Bâle est une ville de tolérance et d'ouverture. Responsable des questions d'intégration, Thomas Kessler présente la cité rhénane comme un modèle. Le projet d'initiative du Parti bourgeois (PBS) sur le port du voile est donc promis à l'échec, estime le représentant du canton. Ce parti dissident de l'UDC cantonale veut en effet interdire le foulard aux employées du service public et aux personnes accréditées d'un mandat public. Et cela au moment où le sujet du voile sur le lieu de travail rejaillit avec les esquisses de décisions prises par Migros. A Bâle, ce projet baigne dans le contexte des élections cantonales qui se terminent le week-end prochain. Mais il y a aussi le cas de cet imam fondamentaliste encouragé à quitter la Suisse pour avoir défendu le châtiment corporel de l'épouse dans une école coranique. Et puis, très gênante aux yeux de certains du PBS, il y a cette candidature au législatif, sous l'égide du PDC, de la musulmane pratiquante Kadriye Koca-Kasan. Elle a obtenu plus qu'un succès d'estime lors du premier tour.
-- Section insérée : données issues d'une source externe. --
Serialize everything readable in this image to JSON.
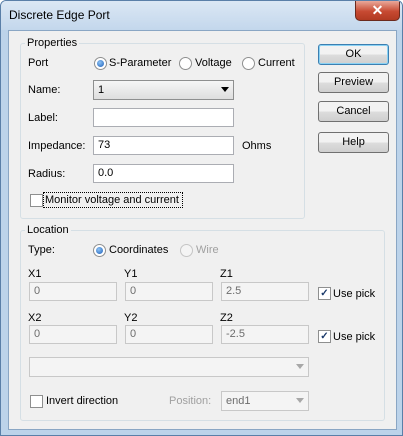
{
  "window": {
    "title": "Discrete Edge Port",
    "close_glyph": "✕"
  },
  "buttons": {
    "ok": "OK",
    "preview": "Preview",
    "cancel": "Cancel",
    "help": "Help"
  },
  "properties": {
    "group_label": "Properties",
    "port_label": "Port",
    "port_options": [
      "S-Parameter",
      "Voltage",
      "Current"
    ],
    "port_selected": "S-Parameter",
    "name_label": "Name:",
    "name_value": "1",
    "label_label": "Label:",
    "label_value": "",
    "impedance_label": "Impedance:",
    "impedance_value": "73",
    "impedance_unit": "Ohms",
    "radius_label": "Radius:",
    "radius_value": "0.0",
    "monitor_label": "Monitor voltage and current",
    "monitor_checked": false
  },
  "location": {
    "group_label": "Location",
    "type_label": "Type:",
    "type_options": [
      "Coordinates",
      "Wire"
    ],
    "type_selected": "Coordinates",
    "x1_label": "X1",
    "x1_value": "0",
    "y1_label": "Y1",
    "y1_value": "0",
    "z1_label": "Z1",
    "z1_value": "2.5",
    "x2_label": "X2",
    "x2_value": "0",
    "y2_label": "Y2",
    "y2_value": "0",
    "z2_label": "Z2",
    "z2_value": "-2.5",
    "use_pick_label": "Use pick",
    "use_pick_1_checked": true,
    "use_pick_2_checked": true,
    "wire_select_value": "",
    "invert_label": "Invert direction",
    "invert_checked": false,
    "position_label": "Position:",
    "position_value": "end1"
  },
  "icons": {
    "check_glyph": "✓"
  },
  "colors": {
    "title_bar": "#c3d7ec",
    "close_button": "#c74a32",
    "dialog_bg": "#f0f0f0",
    "radio_dot": "#1c5fb8"
  }
}
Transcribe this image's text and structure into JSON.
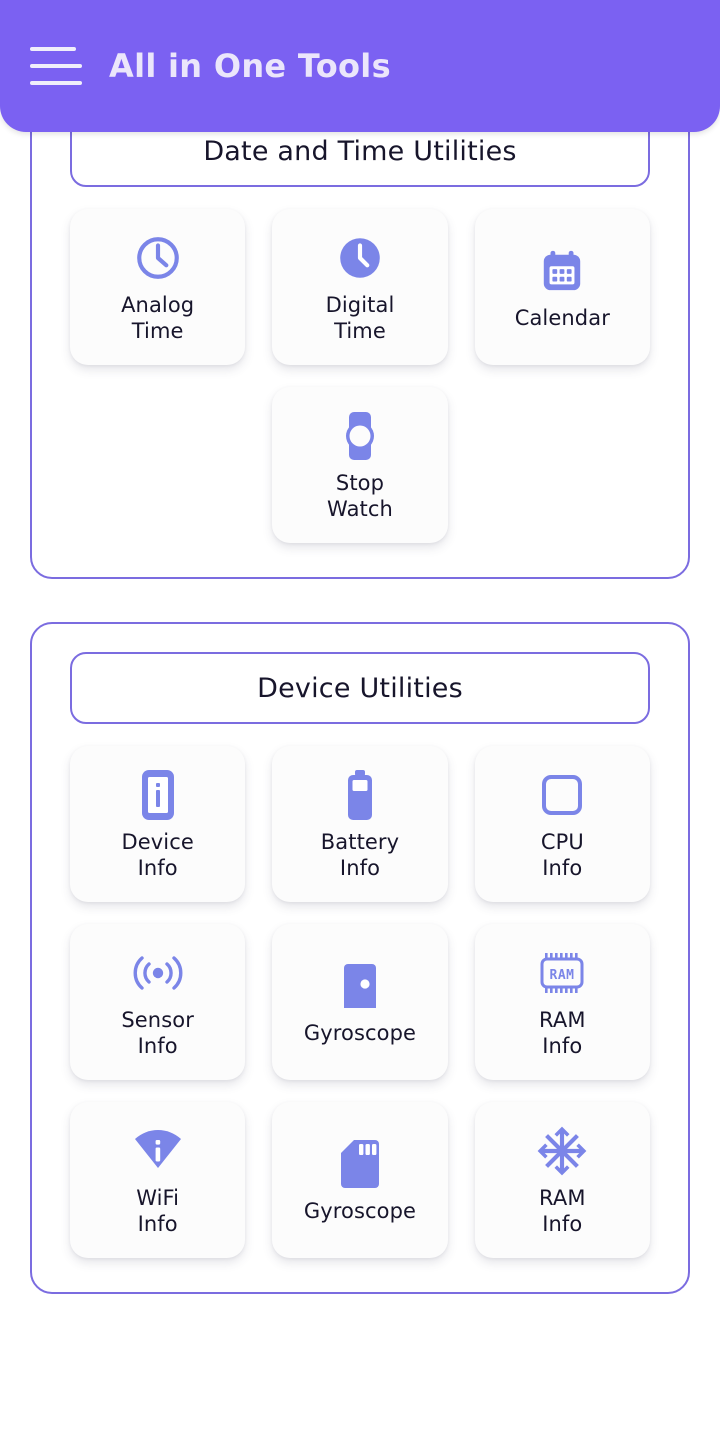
{
  "app": {
    "title": "All in One Tools",
    "menu_icon": "hamburger-menu-icon",
    "accent_color": "#7b61f2",
    "card_border_color": "#7b6ce0",
    "icon_color": "#7b85e8",
    "text_color": "#17152b"
  },
  "sections": [
    {
      "id": "date-and-time-utilities",
      "title": "Date and Time Utilities",
      "tiles": [
        {
          "label": "Analog\nTime",
          "icon": "analog-clock-icon"
        },
        {
          "label": "Digital\nTime",
          "icon": "digital-clock-icon"
        },
        {
          "label": "Calendar",
          "icon": "calendar-icon"
        },
        {
          "label": "Stop\nWatch",
          "icon": "stopwatch-watch-icon"
        }
      ]
    },
    {
      "id": "device-utilities",
      "title": "Device Utilities",
      "tiles": [
        {
          "label": "Device\nInfo",
          "icon": "phone-info-icon"
        },
        {
          "label": "Battery\nInfo",
          "icon": "battery-icon"
        },
        {
          "label": "CPU\nInfo",
          "icon": "cpu-square-icon"
        },
        {
          "label": "Sensor\nInfo",
          "icon": "sensor-broadcast-icon"
        },
        {
          "label": "Gyroscope",
          "icon": "gyroscope-icon"
        },
        {
          "label": "RAM\nInfo",
          "icon": "ram-chip-icon"
        },
        {
          "label": "WiFi\nInfo",
          "icon": "wifi-info-icon"
        },
        {
          "label": "Gyroscope",
          "icon": "sd-card-icon"
        },
        {
          "label": "RAM\nInfo",
          "icon": "snowflake-icon"
        }
      ]
    }
  ]
}
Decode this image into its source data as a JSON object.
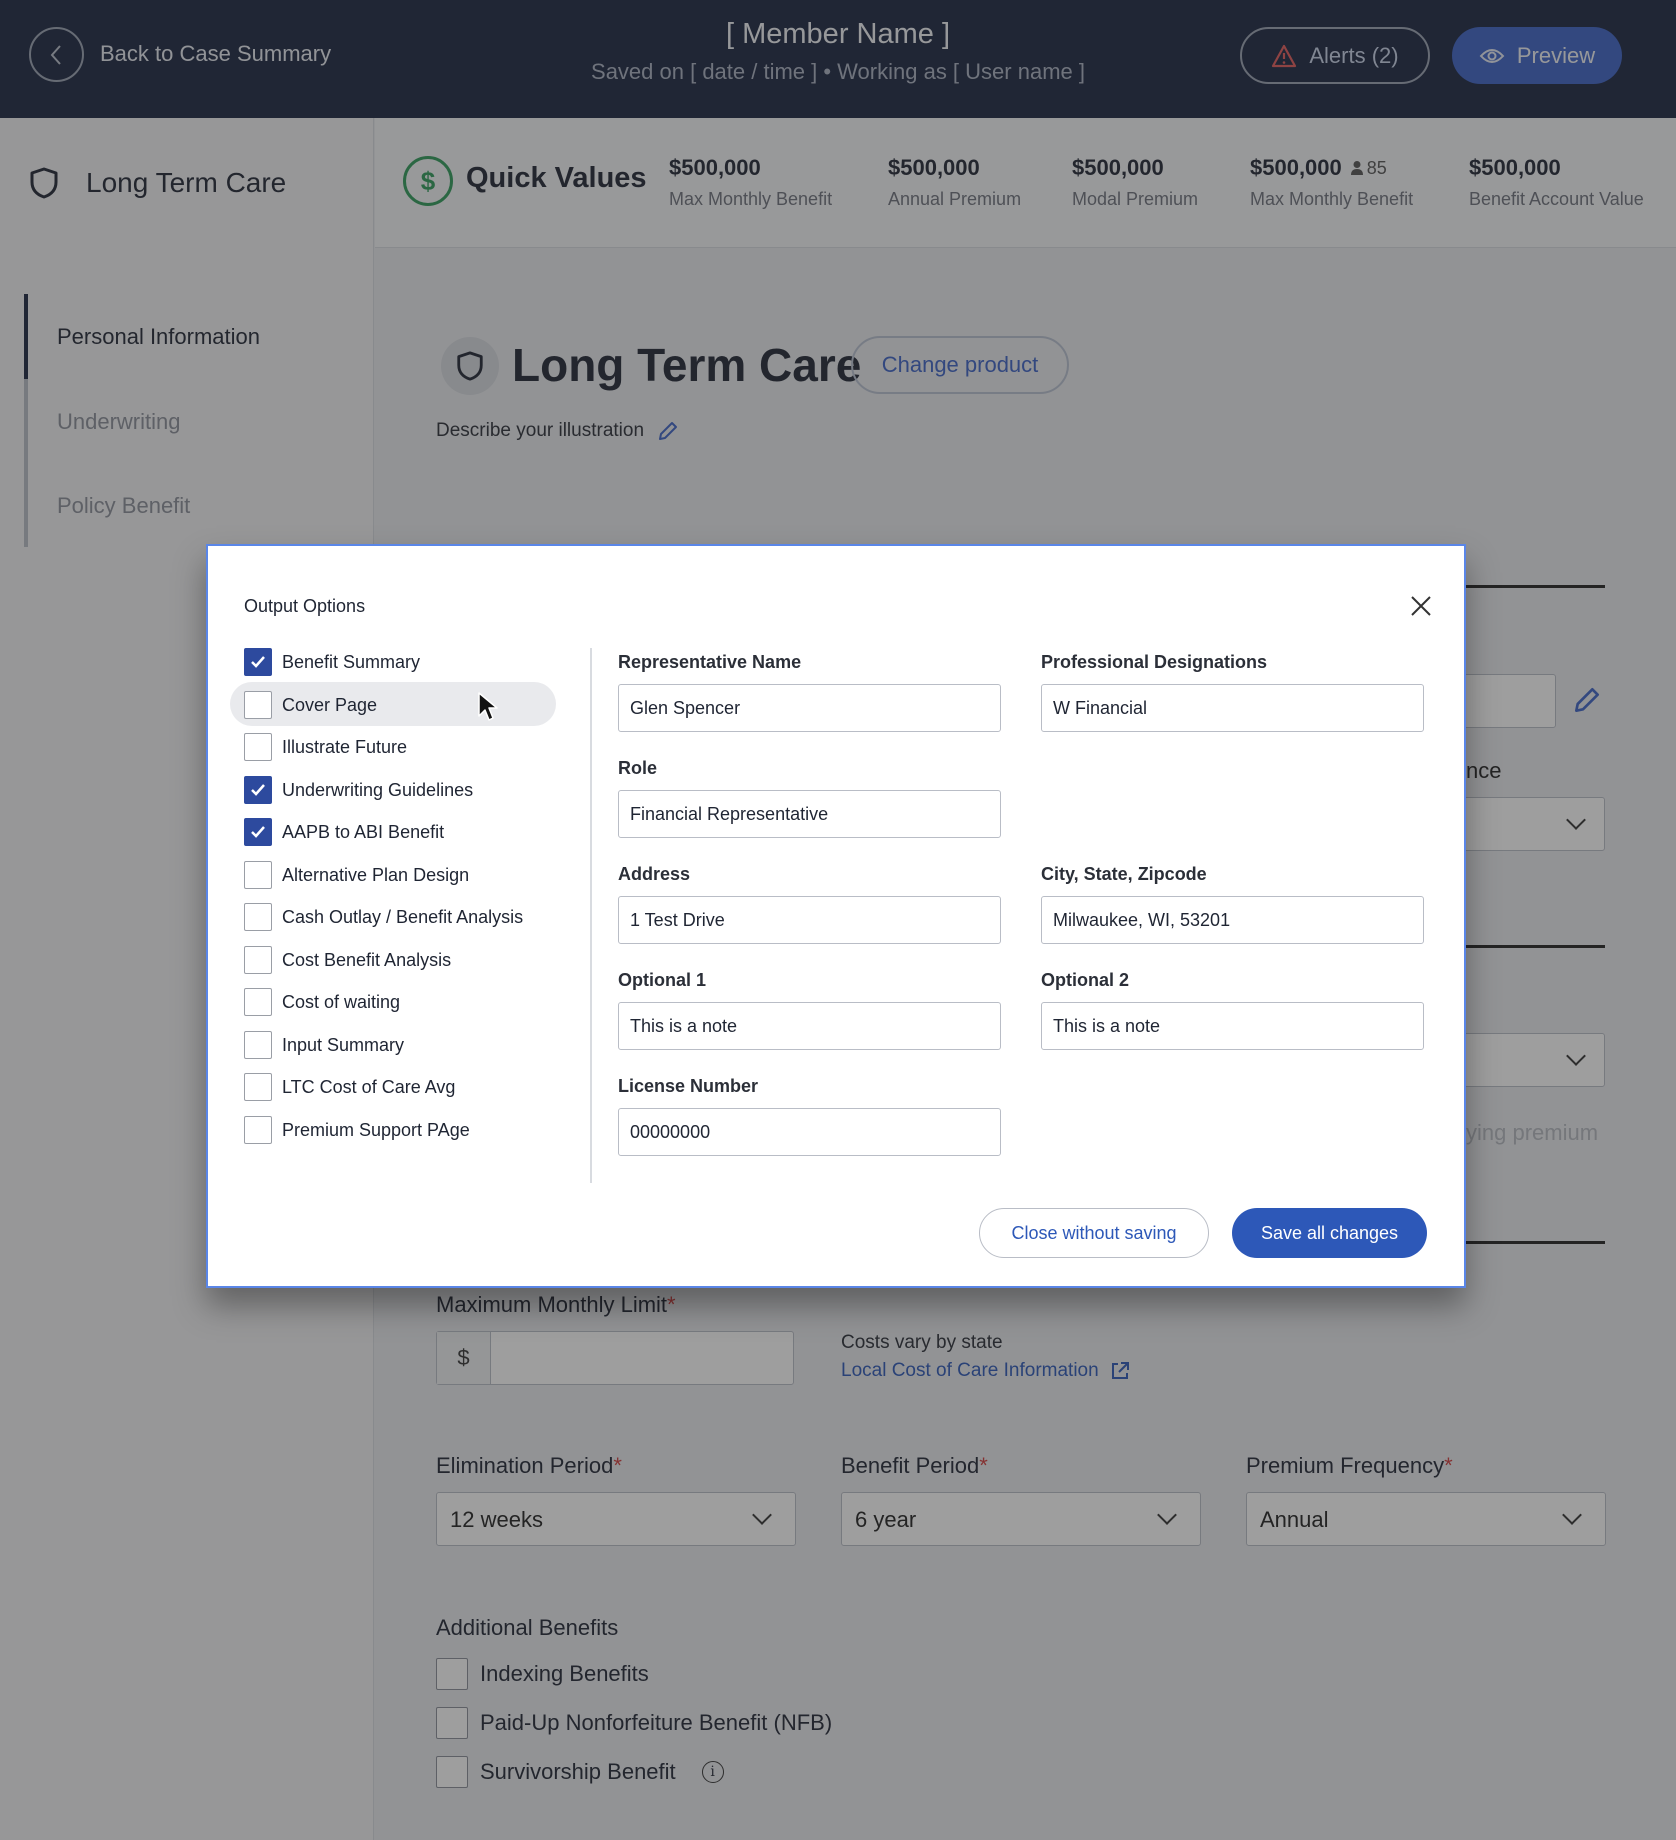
{
  "header": {
    "back_label": "Back to Case Summary",
    "member_name": "[ Member Name ]",
    "saved_line": "Saved on [ date / time ] • Working as [ User name ]",
    "alerts_label": "Alerts (2)",
    "preview_label": "Preview"
  },
  "sidebar": {
    "product": "Long Term Care",
    "items": [
      {
        "label": "Personal Information",
        "active": true
      },
      {
        "label": "Underwriting",
        "active": false
      },
      {
        "label": "Policy Benefit",
        "active": false
      }
    ]
  },
  "quick_values": {
    "icon_glyph": "$",
    "title": "Quick Values",
    "items": [
      {
        "value": "$500,000",
        "label": "Max Monthly Benefit"
      },
      {
        "value": "$500,000",
        "label": "Annual Premium"
      },
      {
        "value": "$500,000",
        "label": "Modal Premium"
      },
      {
        "value": "$500,000",
        "age": "85",
        "label": "Max Monthly Benefit"
      },
      {
        "value": "$500,000",
        "label": "Benefit Account Value"
      }
    ]
  },
  "main": {
    "title": "Long Term Care",
    "change_product": "Change product",
    "describe": "Describe your illustration",
    "partial_label_nce": "nce",
    "partial_ying_premium": "ying premium",
    "max_monthly_limit": "Maximum Monthly Limit",
    "dollar": "$",
    "costs_vary": "Costs vary by state",
    "local_cost_link": "Local Cost of Care Information",
    "elimination_label": "Elimination Period",
    "elimination_value": "12 weeks",
    "benefit_period_label": "Benefit Period",
    "benefit_period_value": "6 year",
    "premium_freq_label": "Premium Frequency",
    "premium_freq_value": "Annual",
    "required_mark": "*",
    "additional_title": "Additional Benefits",
    "additional": [
      {
        "label": "Indexing Benefits",
        "checked": false
      },
      {
        "label": "Paid-Up Nonforfeiture Benefit (NFB)",
        "checked": false
      },
      {
        "label": "Survivorship Benefit",
        "checked": false
      }
    ],
    "info_glyph": "i"
  },
  "modal": {
    "title": "Output Options",
    "check_glyph": "✓",
    "options": [
      {
        "label": "Benefit Summary",
        "checked": true
      },
      {
        "label": "Cover Page",
        "checked": false,
        "hover": true
      },
      {
        "label": "Illustrate Future",
        "checked": false
      },
      {
        "label": "Underwriting Guidelines",
        "checked": true
      },
      {
        "label": "AAPB to ABI Benefit",
        "checked": true
      },
      {
        "label": "Alternative Plan Design",
        "checked": false
      },
      {
        "label": "Cash Outlay / Benefit Analysis",
        "checked": false
      },
      {
        "label": "Cost Benefit Analysis",
        "checked": false
      },
      {
        "label": "Cost of waiting",
        "checked": false
      },
      {
        "label": "Input Summary",
        "checked": false
      },
      {
        "label": "LTC Cost of Care Avg",
        "checked": false
      },
      {
        "label": "Premium Support PAge",
        "checked": false
      }
    ],
    "fields": {
      "rep_name": {
        "label": "Representative Name",
        "value": "Glen Spencer"
      },
      "prof_designations": {
        "label": "Professional Designations",
        "value": "W Financial"
      },
      "role": {
        "label": "Role",
        "value": "Financial Representative"
      },
      "address": {
        "label": "Address",
        "value": "1 Test Drive"
      },
      "city_state_zip": {
        "label": "City, State, Zipcode",
        "value": "Milwaukee, WI, 53201"
      },
      "optional1": {
        "label": "Optional 1",
        "value": "This is a note"
      },
      "optional2": {
        "label": "Optional 2",
        "value": "This is a note"
      },
      "license": {
        "label": "License Number",
        "value": "00000000"
      }
    },
    "close_without_saving": "Close without saving",
    "save_all": "Save all changes"
  },
  "colors": {
    "header_bg": "#1a2540",
    "accent_blue": "#2d58b8",
    "checkbox_checked": "#2d4a9e",
    "quick_values_green": "#2e9c5a",
    "required_red": "#d23b3b"
  },
  "icons": [
    "chevron-left-icon",
    "warning-triangle-icon",
    "eye-icon",
    "shield-icon",
    "dollar-circle-icon",
    "person-icon",
    "pencil-icon",
    "chevron-down-icon",
    "external-link-icon",
    "info-icon",
    "close-icon",
    "checkmark-icon",
    "mouse-cursor-icon"
  ]
}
L'histoire n'est pas vraiment nouvelle. Au début de l'automne, un représentant du même parti, Abdul R. Furrer, avait déposé une motion exigeant l'interdiction de tout symbole religieux au sein des Chambres politiques. Refusée mercredi, la motion a fait germer l'initiative, cette fois-ci lancée par le groupe. Pour répondre à «l'invasion prévisible au Grand Conseil – et confirmée par les élections – de Suisses d'origine turque». Aux yeux d'Abdul Furrer, le foulard est un «symbole» du fondamentalisme islamique. Malgré son prénom, il se défend de toute marque d'appartenance religieuse.

Coup publicitaire?

D'abord représentants de l'UDC cantonale, les six actuels parlementaires du PBS ont décidé de faire bande à part. Les propos plutôt directs et agressifs de la présidente UDC cantonale Angelika Zanolari ne convenant plus à leurs convictions. Du côté des idées, on garde des signes de parenté, estime Furrer. Si sa motion n'a pas reçu l'aval nécessaire, «elle qui s'en prenait à tous les symboles religieux», il est convaincu du succès de l'initiative. Du moins au niveau des 4000 signatures à récolter. Pour Thomas Kessler, ce projet est un coup publicitaire que la population ne prendra certainement pas au sérieux. A Bâle, la communauté turque est importante; et les autorités estiment entretenir de bonnes relations avec tous les groupes religieux. «Je crois que cette démarche est contre-productive et n'apportera rien», soutient pour sa part la candidate PDC Kadriye Koca-Kasan. «Et on peut se demander où se situe le respect de la démocratie.» La Chancellerie a donné son feu vert à la suite d'un examen formel. La considération juridique sera faite ultérieurement avant que le Grand Conseil ne se prononce sur le sujet.